Risultano almeno altri cinque racconti di questo tipo. E una montagna di relazioni di servizio che gli agenti di custodia firmavano di volta in volta e inviano ai vertici della polizia penitenziaria. Ecco come motivarono le ferite sull’uomo lasciato nudo: il detenuto “scivolava accidentalmente, sbattendo la testa sul pavimento della sezione, reso scivoloso dall’uso dell’idrante per spegnere il focolare che avevano appiccato in precedenza”. Basta cambiare i nomi dei reclusi e quelli degli agenti, ed ecco altre relazioni fotocopia. Stesso giorno, il 26 ottobre del 2016, c’è un altro recluso pestato mentre lo scortano verso la sala d’attesa dell’infermeria. Vien spogliato, ancora picchiato, e lasciato svestito tutta la notte.

Sulla relazione di servizio sette uomini in divisa scrivono questa stessa frase: “Mentre si trovava nella sala di attesa iniziava a sbatter la testa violentemente contro il vetro della stessa e pronunciava testuali parole: ora mi faccio male così dico che siete stati voi a picchiarmi così vi rovino, pezzi di merda”. Per altro recluso, con una brutta lesione allo zigomo e al labbro superiore, e portato al pronto soccorso per accertamenti, due agenti scrivono: “dava ripetutamente testate ad uno spigolo del pilastro”.

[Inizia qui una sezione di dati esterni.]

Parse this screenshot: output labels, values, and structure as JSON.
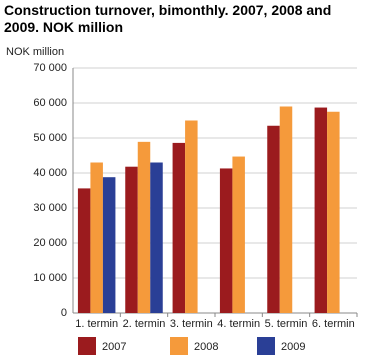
{
  "chart_data": {
    "type": "bar",
    "title": "Construction turnover, bimonthly. 2007, 2008 and 2009. NOK million",
    "y_label": "NOK million",
    "categories": [
      "1. termin",
      "2. termin",
      "3. termin",
      "4. termin",
      "5. termin",
      "6. termin"
    ],
    "series": [
      {
        "name": "2007",
        "color": "#9b1b1e",
        "values": [
          35600,
          41800,
          48600,
          41300,
          53500,
          58700
        ]
      },
      {
        "name": "2008",
        "color": "#f59a3b",
        "values": [
          43000,
          48900,
          55000,
          44700,
          59000,
          57500
        ]
      },
      {
        "name": "2009",
        "color": "#2a3f96",
        "values": [
          38800,
          43000,
          null,
          null,
          null,
          null
        ]
      }
    ],
    "ylim": [
      0,
      70000
    ],
    "yticks": [
      0,
      {
        "value": 10000,
        "label": "10 000"
      },
      {
        "value": 20000,
        "label": "20 000"
      },
      {
        "value": 30000,
        "label": "30 000"
      },
      {
        "value": 40000,
        "label": "40 000"
      },
      {
        "value": 50000,
        "label": "50 000"
      },
      {
        "value": 60000,
        "label": "60 000"
      },
      {
        "value": 70000,
        "label": "70 000"
      }
    ],
    "grid": true
  }
}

Negli atti di oggi, però, non si fa cenno alla cella chiamata “l’acquario”, un cubo di cemento, dalle pareti lisce, senza arredi e senza servizi igienici, dove altri detenuti sarebbero stati picchiati. Compare in altre indagini, molte delle quali finite in nulla. E se i protagonisti di queste storie, i detenuti, sono sempre diversi, quelli che picchiano compaiono talvolta anche in altre storie: due di loro, per dire, sono nell’elenco degli agenti sospesi in seguito ad una indagine aperta da poco dalla procura di Ivrea. In questa storia, però, c’è ancora un ultimo aspetto.

Parte delle violenze raccontate nelle carte dalla Procura generale potrebbero restare senza colpevole. Alcuni reati, infatti, sono troppo vecchi e in aria di archiviazione. Nel corso degli anni, infatti, almeno due indagini aperte a Ivrea sono finite in nulla. Quando la Procura generale di Torino ha preso in mano i fascicoli, i tempi per un’indagine approfondita erano strettissimi. Come finirà? Impossibile dirlo. L’unica cosa certa è che a processo andranno i sette agenti, oggi accusati di tortura.